Resenha: Igor de Todas as Crenças
O sobrenome dele bem que poderia ser Orvalho. O som que faz não difere em nada de um vai e vem eterno de duas ondas se beijando na platibanda da cidade surda. É a poesia de Caimy com Samplers; a voz de uma doutrina com a bênção do samba.
Igor, silenciosamente, desce as escadas da canção, beija o crucifixo e acaricia o pandeiro como um gesto de fé.

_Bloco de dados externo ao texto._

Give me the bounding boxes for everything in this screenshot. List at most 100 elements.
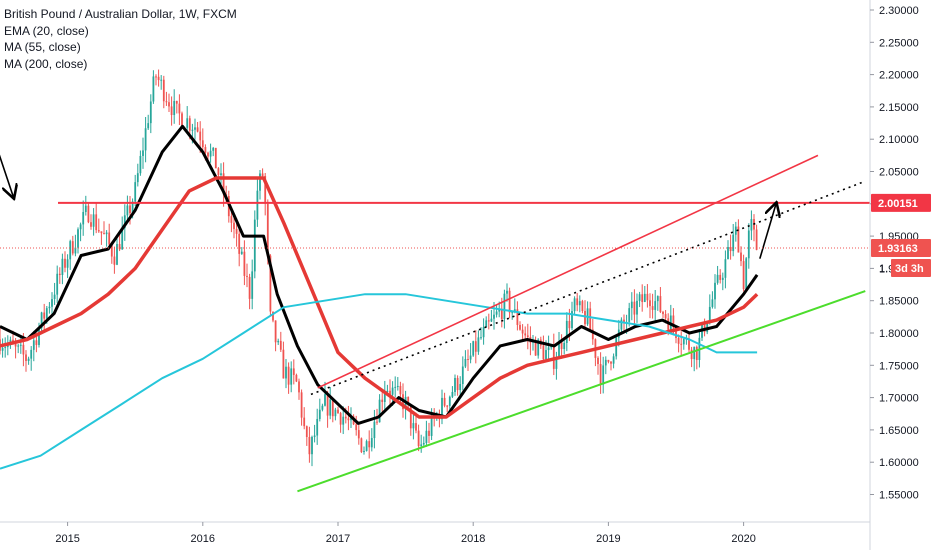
candle-body — [103, 233, 105, 235]
candle-body — [160, 79, 163, 81]
candle-body — [17, 345, 20, 347]
candle-body — [92, 214, 95, 227]
candle-body — [495, 311, 498, 315]
y-tick-label: 1.55000 — [879, 490, 919, 502]
candle-body — [142, 150, 144, 156]
candle-body — [316, 418, 319, 436]
candle-body — [108, 232, 111, 245]
candle-body — [287, 366, 290, 385]
legend-ema[interactable]: EMA (20, close) — [4, 23, 89, 38]
candle-body — [308, 437, 311, 455]
candle-body — [675, 327, 677, 339]
candle-body — [545, 350, 547, 360]
candle-body — [344, 416, 347, 419]
candle-body — [147, 123, 150, 129]
ma-55-line[interactable] — [0, 176, 759, 419]
candle-body — [446, 405, 449, 407]
candle-body — [246, 275, 248, 277]
candle-body — [199, 131, 202, 141]
candle-body — [516, 309, 519, 325]
candle-body — [324, 394, 326, 406]
candle-body — [157, 76, 160, 81]
candle-body — [1, 347, 4, 351]
candle-body — [651, 306, 654, 310]
candle-body — [493, 314, 495, 319]
legend-ma55[interactable]: MA (55, close) — [4, 40, 81, 54]
candle-body — [45, 308, 48, 319]
candle-body — [607, 359, 610, 362]
candle-body — [633, 301, 636, 315]
candle-body — [79, 224, 82, 230]
ma-200-line[interactable] — [0, 293, 758, 470]
candle-body — [121, 228, 124, 250]
candle-body — [30, 349, 33, 359]
candle-body — [19, 344, 22, 346]
candle-body — [365, 441, 368, 451]
candle-body — [555, 358, 558, 369]
candle-body — [27, 358, 30, 361]
candle-body — [90, 222, 92, 227]
candle-body — [745, 258, 748, 290]
candle-body — [347, 418, 350, 421]
candle-body — [511, 312, 514, 314]
candle-body — [337, 409, 339, 414]
candle-body — [134, 182, 137, 202]
y-tick-label: 2.15000 — [879, 102, 919, 114]
candle-body — [173, 100, 176, 116]
y-tick-label: 2.05000 — [879, 167, 919, 179]
candle-body — [524, 333, 527, 336]
candle-body — [623, 319, 625, 323]
candle-body — [534, 340, 537, 356]
candle-body — [630, 301, 633, 309]
candle-body — [396, 385, 399, 387]
candle-body — [64, 258, 66, 268]
candle-body — [56, 273, 59, 295]
candle-body — [77, 229, 79, 248]
candle-body — [334, 409, 337, 417]
ema-20-line[interactable] — [0, 124, 759, 425]
dotted-trendline[interactable] — [310, 180, 866, 396]
candle-body — [370, 438, 373, 448]
pointer-arrow[interactable] — [0, 117, 14, 198]
candle-body — [441, 397, 443, 420]
candle-body — [597, 357, 599, 365]
candle-body — [339, 413, 342, 425]
candle-body — [711, 299, 714, 307]
candle-body — [443, 397, 446, 406]
candle-body — [194, 127, 196, 130]
upper-channel-line[interactable] — [317, 154, 819, 389]
candle-body — [477, 337, 480, 352]
legend-ma200[interactable]: MA (200, close) — [4, 56, 88, 71]
candle-body — [285, 366, 287, 379]
candle-body — [295, 374, 298, 382]
candle-body — [105, 232, 108, 235]
lower-channel-line[interactable] — [297, 290, 866, 493]
candle-body — [742, 261, 745, 290]
candle-body — [113, 256, 116, 265]
candle-body — [693, 346, 696, 360]
candle-body — [682, 339, 685, 345]
candle-body — [550, 346, 553, 348]
candle-body — [620, 319, 623, 330]
candle-body — [40, 312, 43, 329]
candle-body — [298, 381, 300, 393]
projection-arrow[interactable] — [759, 204, 776, 259]
candle-body — [168, 102, 170, 107]
candle-body — [326, 394, 329, 416]
candle-body — [464, 358, 467, 367]
candle-body — [677, 338, 680, 344]
candle-body — [253, 219, 256, 272]
candle-body — [51, 299, 53, 307]
candle-body — [521, 329, 524, 334]
chart-title[interactable]: British Pound / Australian Dollar, 1W, F… — [4, 7, 237, 21]
candle-body — [217, 168, 220, 175]
candle-body — [628, 308, 631, 322]
svg-text:1.93163: 1.93163 — [878, 243, 918, 255]
candle-body — [480, 337, 482, 339]
candle-body — [214, 147, 217, 169]
candle-body — [659, 296, 662, 312]
candle-body — [727, 247, 729, 260]
candle-body — [565, 320, 568, 343]
candle-body — [48, 306, 51, 309]
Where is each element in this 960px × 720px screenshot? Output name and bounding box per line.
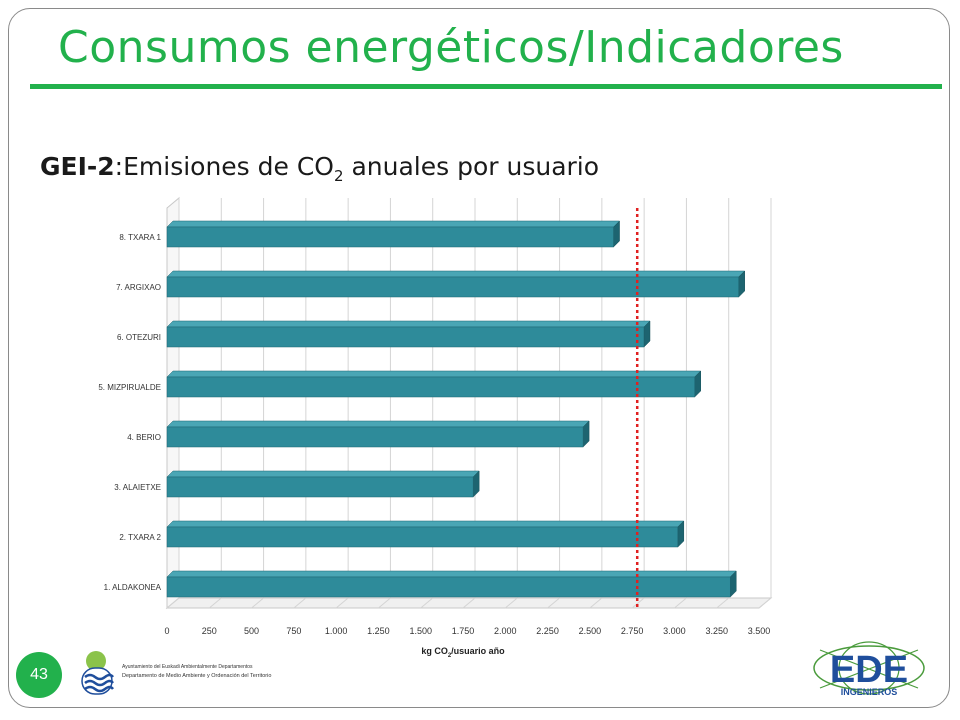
x-tick-label: 3.500: [748, 626, 771, 636]
x-tick-label: 250: [202, 626, 217, 636]
subtitle-subscript: 2: [333, 167, 344, 185]
gridline-floor: [547, 597, 560, 609]
ede-ingenieros-logo: EDE INGENIEROS: [813, 641, 925, 697]
government-logo-line2: Departamento de Medio Ambiente y Ordenac…: [122, 673, 272, 679]
x-axis-label: kg CO2/usuario año: [421, 646, 505, 659]
bar-top: [166, 420, 590, 428]
x-tick-label: 0: [164, 626, 169, 636]
x-tick-label: 1.000: [325, 626, 348, 636]
y-category-label: 6. OTEZURI: [117, 333, 161, 342]
y-category-label: 7. ARGIXAO: [116, 283, 161, 292]
bar-top: [166, 570, 737, 578]
x-tick-label: 1.250: [367, 626, 390, 636]
slide-frame: [8, 8, 950, 708]
x-tick-label: 2.250: [536, 626, 559, 636]
bar: [166, 276, 739, 298]
gridline-floor: [758, 597, 772, 609]
gridline-floor: [378, 597, 391, 609]
subtitle-text-b: anuales por usuario: [343, 152, 600, 181]
gridline-floor: [293, 597, 307, 609]
y-category-label: 4. BERIO: [127, 433, 161, 442]
bar-top: [166, 520, 685, 528]
gridline-floor: [716, 597, 730, 609]
bar-top: [166, 270, 746, 278]
title-underline: [30, 84, 942, 89]
gridline-floor: [462, 597, 476, 609]
bar: [166, 426, 584, 448]
bar: [166, 576, 731, 598]
bar-top: [166, 320, 651, 328]
ede-logo-subtext: INGENIEROS: [841, 687, 898, 697]
bar: [166, 326, 645, 348]
x-tick-label: 1.750: [452, 626, 475, 636]
bar: [166, 376, 695, 398]
x-tick-label: 500: [244, 626, 259, 636]
logo-ring-1: [813, 645, 925, 691]
government-logo: Ayuntamiento del Euskadi Ambientalmente …: [78, 648, 288, 698]
bar-top: [166, 370, 702, 378]
emissions-bar-chart: 0 250 500 750 1.000 1.250 1.500 1.750 2.000 2.250…: [98, 196, 773, 659]
subtitle-text-a: :Emisiones de CO: [114, 152, 334, 181]
gridline-floor: [335, 597, 349, 609]
government-logo-line1: Ayuntamiento del Euskadi Ambientalmente …: [122, 664, 253, 670]
slide-title: Consumos energéticos/Indicadores: [58, 22, 844, 73]
gridline-floor: [589, 597, 603, 609]
x-tick-label: 3.000: [663, 626, 686, 636]
y-category-label: 5. MIZPIRUALDE: [98, 383, 161, 392]
page-number-badge: 43: [16, 652, 62, 698]
gridline-floor: [251, 597, 264, 609]
gridline-floor: [166, 597, 180, 609]
x-tick-label: 3.250: [705, 626, 728, 636]
bar-top: [166, 470, 480, 478]
bar: [166, 226, 614, 248]
logo-ring-2: [838, 641, 900, 695]
bar: [166, 526, 679, 548]
bar-top: [166, 220, 621, 228]
x-tick-label: 1.500: [409, 626, 432, 636]
gridline-floor: [420, 597, 434, 609]
y-category-label: 8. TXARA 1: [119, 233, 161, 242]
indicator-code: GEI-2: [40, 152, 115, 181]
y-category-label: 3. ALAIETXE: [114, 483, 161, 492]
x-tick-label: 2.500: [579, 626, 602, 636]
gridline-floor: [674, 597, 687, 609]
gridline-floor: [504, 597, 518, 609]
chart-subtitle: GEI-2:Emisiones de CO2 anuales por usuar…: [40, 152, 599, 185]
basque-government-emblem-icon: [81, 651, 114, 695]
x-tick-label: 2.000: [494, 626, 517, 636]
gridline-floor: [208, 597, 222, 609]
ede-logo-text: EDE: [830, 649, 908, 691]
bar: [166, 476, 474, 498]
y-category-label: 2. TXARA 2: [119, 533, 161, 542]
gridline-floor: [631, 597, 645, 609]
x-tick-label: 750: [286, 626, 301, 636]
x-tick-label: 2.750: [621, 626, 644, 636]
y-category-label: 1. ALDAKONEA: [104, 583, 162, 592]
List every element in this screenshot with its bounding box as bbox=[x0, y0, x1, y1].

Quando, na vermelhidão dos vitrais da madrugada, terminei de ouvir o filosófico A TV, a lâmpada e o Opaxorô, disco produzido por Rogério Samico e com participações de Lula Queiroga e Moreno Veloso, senti a energia que rege a nova geração da música pernambucana, com um discurso mais particular e de crítica diferenciada. Igor sapateia na contradição. Passeia entre o ébrio e o sacro com uma fluência de poucos. Basta ouvir, de coração aberto, as faixas Não sei você e, logo depois, Rainha de Aiocá.
Uma pirâmide conectada entre a TV do cotidiano, a Lâmpada das ideias e o Opaxorô da espiritualidade. Quando Chico Buarque compôs A foto da capa, ele já devia prever que artistas como o Igor criariam capas incríveis como a que ele criou para seu trabalho. A quantidade de interpretações sociais que permeiam a figura daquela espécie de Baphomet retratado por Dali é vasta. O disco instiga da concepção ao discurso, que navega entre o lirismo de Para o frio e o íntimo de Seguindo em frente.
A voz lembra bastante o conterrâneo Tibério Azul. Aquele sotaque gostoso de recife, que a gente torce pra ouvir a sílaba di pronunciada como um interlúdio de sensações. Internalizar a beleza dos fonemas regionais se tornou uma máxima dessa era, onde a canção vem de todos os cantos do país com o endereço mapeado na voz.
Igor é todas as crenças, de todas as castas, de todos os bares. Um monastério de idiossincrasias veladas, um templo que mescla símbolos e logomarcas, catedrais e outdoors, Deuses e Opressores.
Absoluto e ingênuo, de carvalho em carvalho, até a borda do mar.